A large majority of fuzzy logic records involve common typographical errors. These algorithms look at frequently reversed digraphs (a pair of letters used to make one phoneme or distinct sound), phonetically transcribed digraphs, double letters typed as single letters, single letters that are doubled, and other common data entry issues. The most likely typographical errors are determined based on the number of letters, the characters involved, where they are located in the name, and other factors.

The following are examples of fuzzy logic based on common typographical errors:

Example 1 | Real: AL | Fuzzy: ALL | the “L” is repeated
Example 2 | Real: ROCCO | Fuzzy: ROCO | the second “C” is left out
Example 3 | Real: CHRISTOPHER | Fuzzy: CHRISTOFER | the “PH” digraph is phonetically transcribed as “F”
Example 4 | Real: SOPHIA | Fuzzy: SOHPIA | the “PH” digraph is reversed
Example 5 | Real: MARGARET | Fuzzy: MARGRAET | the second “AR” digraph is reversed

Stylized spellings

Other fuzzy logic records involve stylized spelling methods. These algorithms look at non-regular characters such as extended ANSI characters (ASCII values 128 to 255) as well as hyphens, apostrophes, and spaces.

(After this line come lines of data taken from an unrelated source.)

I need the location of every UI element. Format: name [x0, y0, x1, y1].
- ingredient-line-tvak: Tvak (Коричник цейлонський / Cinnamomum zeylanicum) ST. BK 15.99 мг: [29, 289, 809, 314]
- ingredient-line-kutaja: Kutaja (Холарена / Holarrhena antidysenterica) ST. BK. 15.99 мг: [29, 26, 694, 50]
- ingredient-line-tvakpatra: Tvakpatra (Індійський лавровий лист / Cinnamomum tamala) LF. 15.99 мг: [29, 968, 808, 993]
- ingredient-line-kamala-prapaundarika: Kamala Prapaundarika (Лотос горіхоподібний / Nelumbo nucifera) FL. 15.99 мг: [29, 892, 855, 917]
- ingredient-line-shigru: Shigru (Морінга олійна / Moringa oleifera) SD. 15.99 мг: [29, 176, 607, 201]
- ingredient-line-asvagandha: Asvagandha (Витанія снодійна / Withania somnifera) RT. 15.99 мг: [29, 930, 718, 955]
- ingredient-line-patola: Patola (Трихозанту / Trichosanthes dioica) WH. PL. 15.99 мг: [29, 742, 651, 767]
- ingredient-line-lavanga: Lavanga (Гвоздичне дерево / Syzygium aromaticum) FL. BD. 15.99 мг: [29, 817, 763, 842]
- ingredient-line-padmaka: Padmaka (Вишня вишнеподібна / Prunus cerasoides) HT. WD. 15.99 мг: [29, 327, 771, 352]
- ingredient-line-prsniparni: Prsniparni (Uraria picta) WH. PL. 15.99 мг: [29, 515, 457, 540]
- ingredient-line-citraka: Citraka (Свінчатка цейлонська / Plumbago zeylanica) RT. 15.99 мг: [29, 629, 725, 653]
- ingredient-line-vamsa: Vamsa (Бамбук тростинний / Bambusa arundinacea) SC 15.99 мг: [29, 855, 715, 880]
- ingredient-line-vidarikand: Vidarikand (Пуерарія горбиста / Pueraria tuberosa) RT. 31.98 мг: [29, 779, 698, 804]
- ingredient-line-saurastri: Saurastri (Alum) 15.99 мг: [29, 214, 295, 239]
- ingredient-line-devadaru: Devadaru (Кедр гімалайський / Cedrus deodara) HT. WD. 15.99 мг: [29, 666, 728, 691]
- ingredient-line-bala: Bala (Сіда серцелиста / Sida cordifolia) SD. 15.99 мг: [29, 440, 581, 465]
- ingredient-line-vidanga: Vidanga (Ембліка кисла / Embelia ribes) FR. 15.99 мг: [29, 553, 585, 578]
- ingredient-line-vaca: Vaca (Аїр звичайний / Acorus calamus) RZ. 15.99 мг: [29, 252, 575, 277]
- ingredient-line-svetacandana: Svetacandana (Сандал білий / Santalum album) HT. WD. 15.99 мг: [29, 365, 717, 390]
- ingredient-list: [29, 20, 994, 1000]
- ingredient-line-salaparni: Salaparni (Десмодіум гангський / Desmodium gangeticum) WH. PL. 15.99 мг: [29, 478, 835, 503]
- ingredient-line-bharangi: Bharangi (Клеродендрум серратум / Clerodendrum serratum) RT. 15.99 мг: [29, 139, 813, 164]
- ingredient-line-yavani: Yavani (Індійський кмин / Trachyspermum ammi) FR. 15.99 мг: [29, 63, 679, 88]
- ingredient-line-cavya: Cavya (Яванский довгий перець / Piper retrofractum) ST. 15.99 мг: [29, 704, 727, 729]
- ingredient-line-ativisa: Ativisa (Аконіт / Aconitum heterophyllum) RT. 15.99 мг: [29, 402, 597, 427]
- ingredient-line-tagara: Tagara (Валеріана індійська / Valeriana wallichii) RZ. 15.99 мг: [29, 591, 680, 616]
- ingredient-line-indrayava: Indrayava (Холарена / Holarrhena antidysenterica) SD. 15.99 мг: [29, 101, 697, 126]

A few of the possible extended characters are “Á” (A-acute), “Ö” (O-umlaut), and “Ñ” (N-tilde). In these cases, “Á” becomes “A” (A-regular), “Ö” becomes “O” (O-regular), “Ñ” becomes “N” (N-regular), and other extended characters are treated similarly.

The following are examples of fuzzy logic based on stylized spellings:

Example 6 | Real: BJÖRK | Fuzzy: BJORK | spelled with O-regular instead of O-umlaut
Example 7 | Real: NICOLÁS | Fuzzy: NICOLAS | spelled with A-regular instead of A-acute
Example 8 | Real: ‘ASHTORET | Fuzzy: ASHTORET | spelled without an apostrophe prefix
Example 9 | Real: ABD-AL-HAMID | Fuzzy: ABDALHAMID | spelled without hyphens delimiting the name parts
Example 10 | Real: JUAN MARÍA | Fuzzy: JUANMARIA | spelled without the space between the two parts and with I-regular instead of I-acute

Fuzzy logic add-on packs and upgrades

Peacock Data releases additional fuzzy logic records nearly every month for pdNickname 2.x and pdGender 2.x in the form of add-on packs which can easily and economically be appended to the main databases extending coverage of typographical errors and stylized spelling methods.

The fuzzy logic technology built into the main Pro product downloads is designed to pick up statistically the most likely mistakes and stylizations. Fuzzy Logic Add-on Packs are designed to pick up less common mistakes and stylizations.

Add-on packs include new algorithms and randomizers and are fully compatible with both the Pro and Standard editions of these packages.

Those licensing the Standard edition of either product can also purchase a Standard to Pro Upgrade Pack which includes all the fuzzy logic records from the Pro edition. Once a Standard version is upgraded, it will be the same as the Pro edition.

Review the documentation provided with the fuzzy logic add-on packs and upgrades for further instructions.